Saturday, June 19, 2010

Ethics and Justice. Part 6: The Greatest Good for the Greatest Number

In part one of this series I pointed out that there are really two modes of moral reasoning. The first is consequentialist moral reasoning. Here morality is located in the consequences of an act. Right or wrong depends on the outcome. The second is categorical moral reasoning. Here morality is located in certain categorical duties and rights, regardless of the consequences or outcome. A little more on these systems, because everybody, whether they recognize it or not, uses one of these ways of making ethical decisions – and its good to know this, because if you live and breathe, you have to decide between right and wrong; good and evil every day.

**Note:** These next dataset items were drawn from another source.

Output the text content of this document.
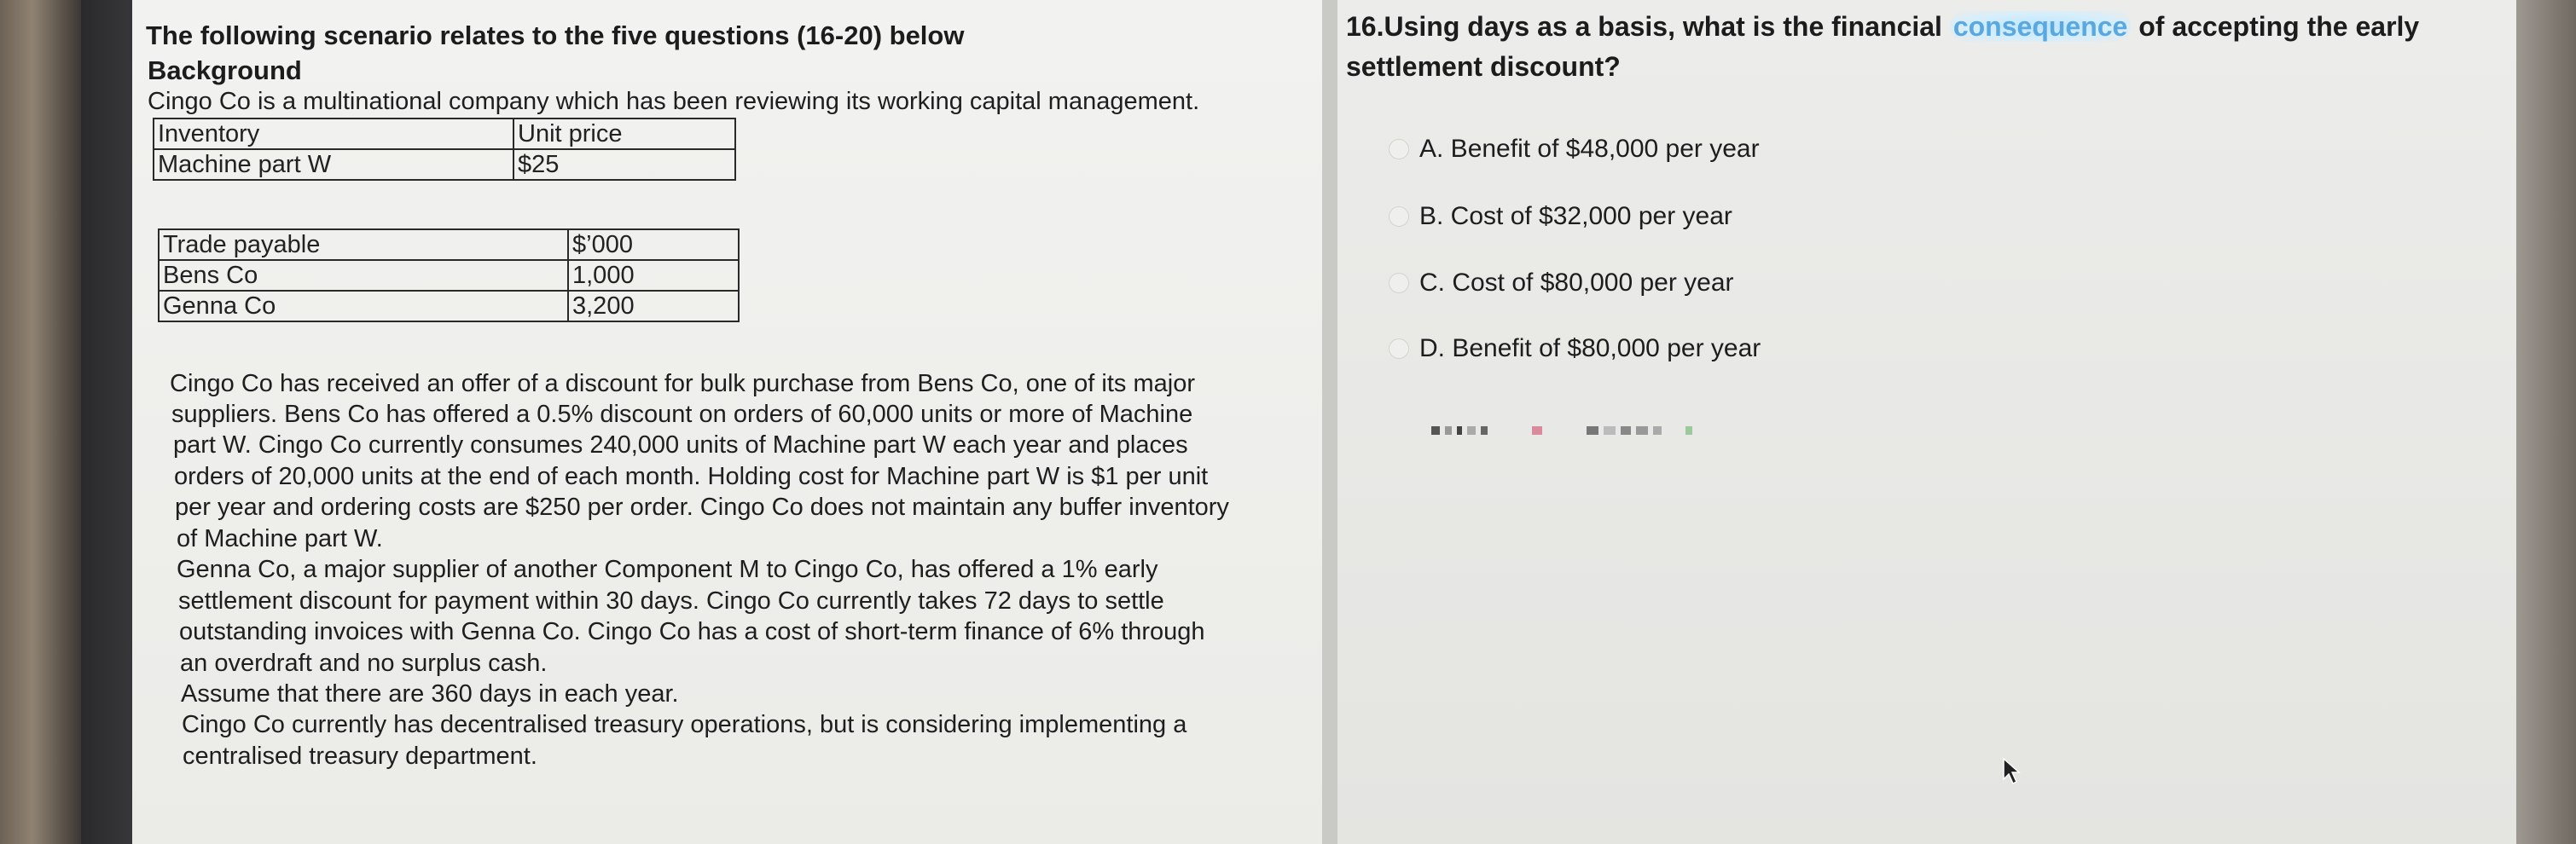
The following scenario relates to the five questions (16-20) below
Background
Cingo Co is a multinational company which has been reviewing its working capital management.
Inventory	Unit price
Machine part W	$25
Trade payable	$’000
Bens Co	1,000
Genna Co	3,200
Cingo Co has received an offer of a discount for bulk purchase from Bens Co, one of its major
suppliers. Bens Co has offered a 0.5% discount on orders of 60,000 units or more of Machine
part W. Cingo Co currently consumes 240,000 units of Machine part W each year and places
orders of 20,000 units at the end of each month. Holding cost for Machine part W is $1 per unit
per year and ordering costs are $250 per order. Cingo Co does not maintain any buffer inventory
of Machine part W.
Genna Co, a major supplier of another Component M to Cingo Co, has offered a 1% early
settlement discount for payment within 30 days. Cingo Co currently takes 72 days to settle
outstanding invoices with Genna Co. Cingo Co has a cost of short-term finance of 6% through
an overdraft and no surplus cash.
Assume that there are 360 days in each year.
Cingo Co currently has decentralised treasury operations, but is considering implementing a
centralised treasury department.
16.Using days as a basis, what is the financial consequence of accepting the early settlement discount?
A. Benefit of $48,000 per year
B. Cost of $32,000 per year
C. Cost of $80,000 per year
D. Benefit of $80,000 per year
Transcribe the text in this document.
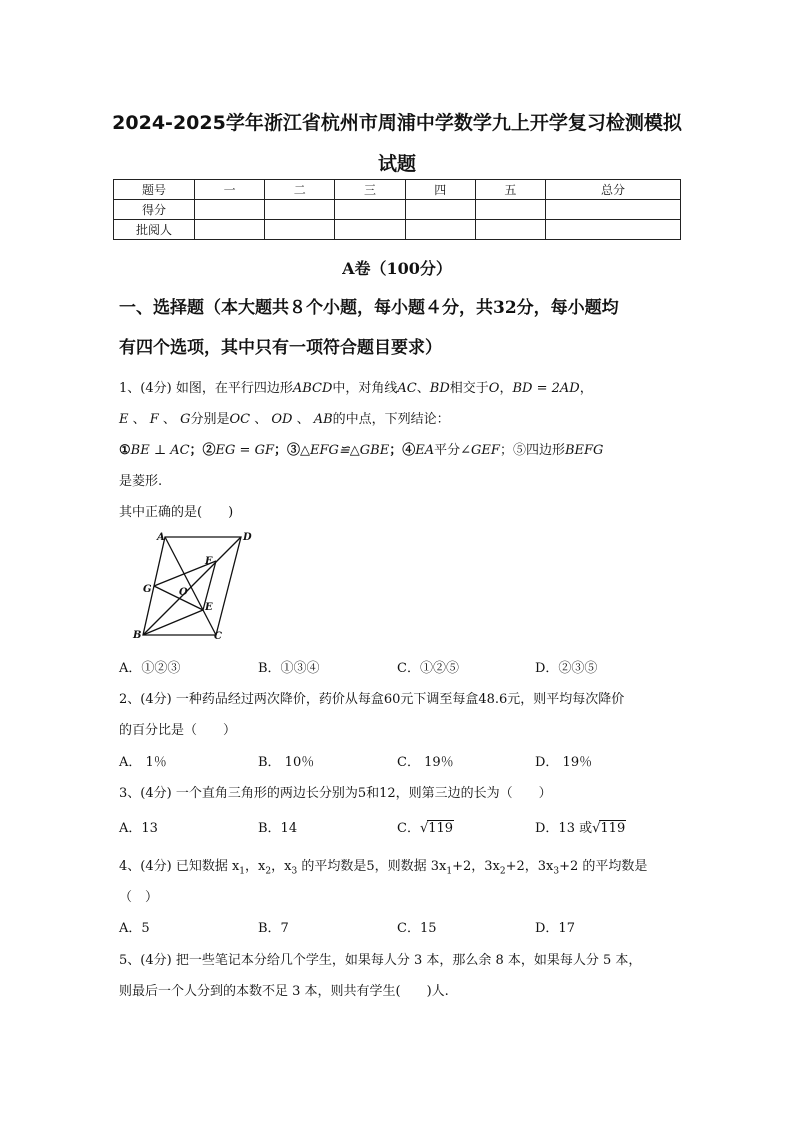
2024-2025学年浙江省杭州市周浦中学数学九上开学复习检测模拟
试题
题号	一	二	三	四	五	总分
得分						
批阅人						
A卷（100分）
一、选择题（本大题共８个小题，每小题４分，共32分，每小题均
有四个选项，其中只有一项符合题目要求）
1、(4分) 如图，在平行四边形ABCD中，对角线AC、BD相交于O，BD = 2AD，
E 、 F 、 G分别是OC 、 OD 、 AB的中点，下列结论：
①BE ⊥ AC；②EG = GF；③△EFG≌△GBE；④EA平分∠GEF；⑤四边形BEFG
是菱形.
其中正确的是(　　)
A	D
F
G	O
E
B	C
A．①②③	B．①③④	C．①②⑤	D．②③⑤
2、(4分) 一种药品经过两次降价，药价从每盒60元下调至每盒48.6元，则平均每次降价
的百分比是（　　）
A． 1％	B． 10％	C． 19％	D． 19％
3、(4分) 一个直角三角形的两边长分别为5和12，则第三边的长为（　　）
A．13	B．14	C．√119	D．13 或√119
4、(4分) 已知数据 $x_1$，$x_2$，$x_3$ 的平均数是5，则数据 $3x_1+2$，$3x_2+2$，$3x_3+2$ 的平均数是
（　）
A．5	B．7	C．15	D．17
5、(4分) 把一些笔记本分给几个学生，如果每人分 3 本，那么余 8 本，如果每人分 5 本，
则最后一个人分到的本数不足 3 本，则共有学生(　　)人.
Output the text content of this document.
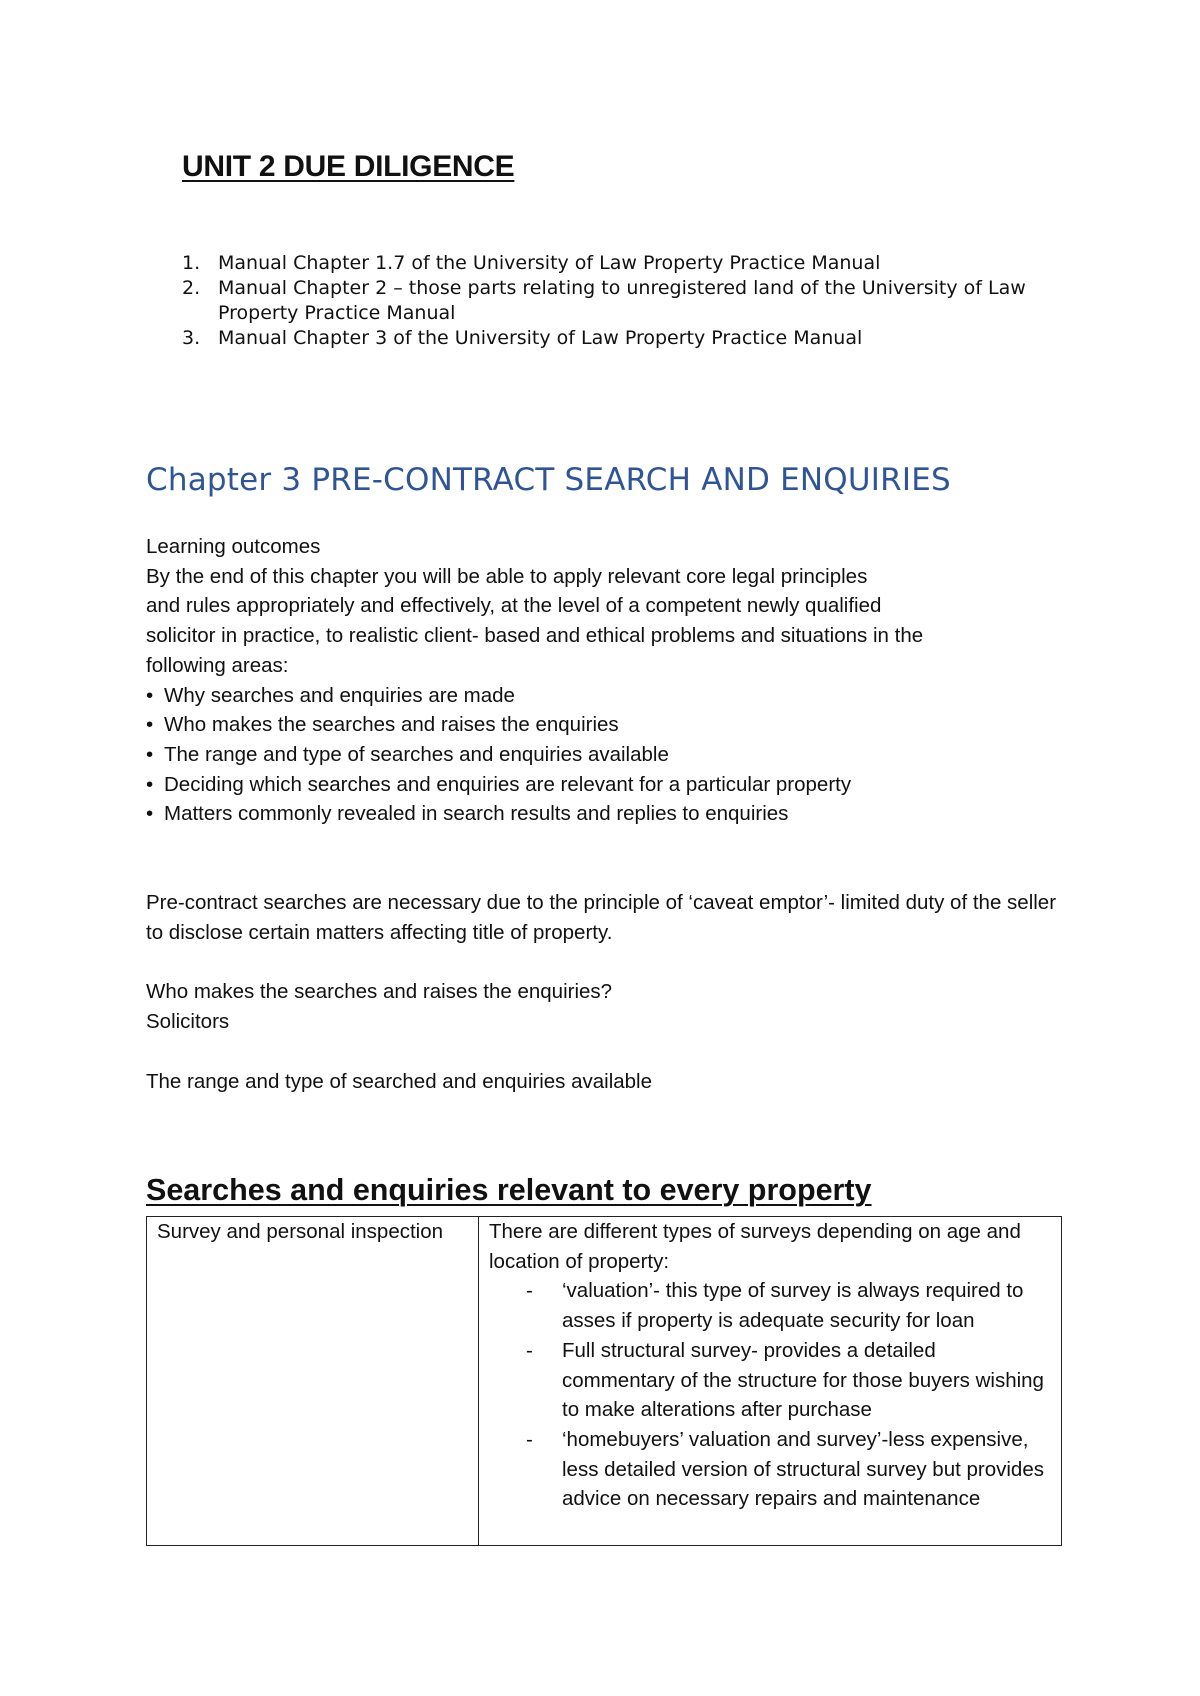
UNIT 2 DUE DILIGENCE
1. Manual Chapter 1.7 of the University of Law Property Practice Manual
2. Manual Chapter 2 – those parts relating to unregistered land of the University of Law Property Practice Manual
3. Manual Chapter 3 of the University of Law Property Practice Manual
Chapter 3 PRE-CONTRACT SEARCH AND ENQUIRIES
Learning outcomes
By the end of this chapter you will be able to apply relevant core legal principles
and rules appropriately and effectively, at the level of a competent newly qualified
solicitor in practice, to realistic client- based and ethical problems and situations in the
following areas:
• Why searches and enquiries are made
• Who makes the searches and raises the enquiries
• The range and type of searches and enquiries available
• Deciding which searches and enquiries are relevant for a particular property
• Matters commonly revealed in search results and replies to enquiries

Pre-contract searches are necessary due to the principle of ‘caveat emptor’- limited duty of the seller to disclose certain matters affecting title of property.

Who makes the searches and raises the enquiries?
Solicitors

The range and type of searched and enquiries available

Searches and enquiries relevant to every property
Survey and personal inspection	There are different types of surveys depending on age and location of property:
- ‘valuation’- this type of survey is always required to asses if property is adequate security for loan
- Full structural survey- provides a detailed commentary of the structure for those buyers wishing to make alterations after purchase
- ‘homebuyers’ valuation and survey’-less expensive, less detailed version of structural survey but provides advice on necessary repairs and maintenance
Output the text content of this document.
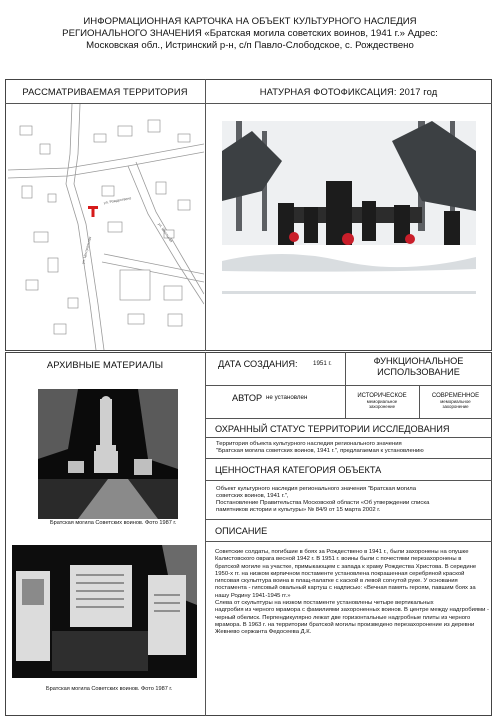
ИНФОРМАЦИОННАЯ КАРТОЧКА НА ОБЪЕКТ КУЛЬТУРНОГО НАСЛЕДИЯ
РЕГИОНАЛЬНОГО ЗНАЧЕНИЯ «Братская могила советских воинов, 1941 г.» Адрес:
Московская обл., Истринский р-н, с/п Павло-Слободское, с. Рождествено
РАССМАТРИВАЕМАЯ ТЕРРИТОРИЯ
ул. Рождествено
ул. Центральная
ул. Школьная
НАТУРНАЯ ФОТОФИКСАЦИЯ: 2017 год
АРХИВНЫЕ МАТЕРИАЛЫ
Братская могила Советских воинов. Фото 1987 г.
Братская могила Советских воинов. Фото 1987 г.
ДАТА СОЗДАНИЯ: 1951 г.	ФУНКЦИОНАЛЬНОЕ
ИСПОЛЬЗОВАНИЕ
АВТОР не установлен	ИСТОРИЧЕСКОЕ
мемориальное
захоронение
СОВРЕМЕННОЕ
мемориальное
захоронение
ОХРАННЫЙ СТАТУС ТЕРРИТОРИИ ИССЛЕДОВАНИЯ
Территория объекта культурного наследия регионального значения
"Братская могила советских воинов, 1941 г.", предлагаемая к установлению
ЦЕННОСТНАЯ КАТЕГОРИЯ ОБЪЕКТА
Объект культурного наследия регионального значения "Братская могила
советских воинов, 1941 г.",
Постановление Правительства Московской области «Об утверждении списка
памятников истории и культуры» № 84/9 от 15 марта 2002 г.
ОПИСАНИЕ
Советские солдаты, погибшие в боях за Рождествено в 1941 г., были захоронены на опушке
Калистовского оврага весной 1942 г. В 1951 г. воины были с почестями перезахоронены в
братской могиле на участке, примыкающем с запада к храму Рождества Христова. В середине
1950-х гг. на низком кирпичном постаменте установлена покрашенная серебряной краской
гипсовая скульптура воина в плащ-палатке с каской в левой согнутой руке. У основания
постамента - гипсовый овальный картуш с надписью: «Вечная память героям, павшим боях за
нашу Родину 1941-1945 гг.»
Слева от скульптуры на низком постаменте установлены четыре вертикальных
надгробия из черного мрамора с фамилиями захороненных воинов. В центре между надгробиями -
черный обелиск. Перпендикулярно лежат две горизонтальные надгробные плиты из черного
мрамора. В 1963 г. на территории братской могилы произведено перезахоронение из деревни
Жевнево сержанта Федосеева Д.К.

The most prevalent form of consequentialist moral reasoning is Utilitarianism. This is the idea that the moral worth of an action is determined solely by its utility in providing happiness or pleasure. Utilitarianism is often described by the phrase “the greatest good for the greatest number of people,” and is also known as “the greatest happiness principle.” Utility (the good to be maximized) has been defined as happiness or pleasure (versus suffering or pain). It is not inaccurate to describe utilitarianism as the ethics of majority rule. This is the most pragmatic way of deciding between right and wrong, and the allocation of resources, and therefore it is the most pervasive in our society. Our government uses a utilitarian ethic in making decisions – what will be most beneficial for the most number of people? It’s very democratic. Majority rules. Let’s look at an example: A doctor has five patients. Four are dying and need organ transplants NOW (one has a bad heart, one has a failing kidney, one only has a quarter of a lung, and one’s liver has been pickled). Only one “patient” is perfectly healthy. What would a utilitarian ethic demand? The doctor should kill the healthy one, take their organs and give it to the other four, right? That way one will die and four will live. Isn’t that better than four dying and only one living? It’s simple math. But what’s the problem? What if the one person would rather live? The problem with an ethical system that tries to accomplish the greatest good for the greatest number is that it tramples on the rights and ignores the value of individual people.

Categorical moral reasoning, often called deontology, or moral absolutism, sees certain principles (often revealed in religious codes) as far greater than the circumstances of life, and the need for utility. There is definite truth, and we can come to know it. There is a clear distinction between right and wrong, and we can know the difference.

So, what do you think? Which is preferable? More importantly, which do you employ in your personal life, family life, and professional life?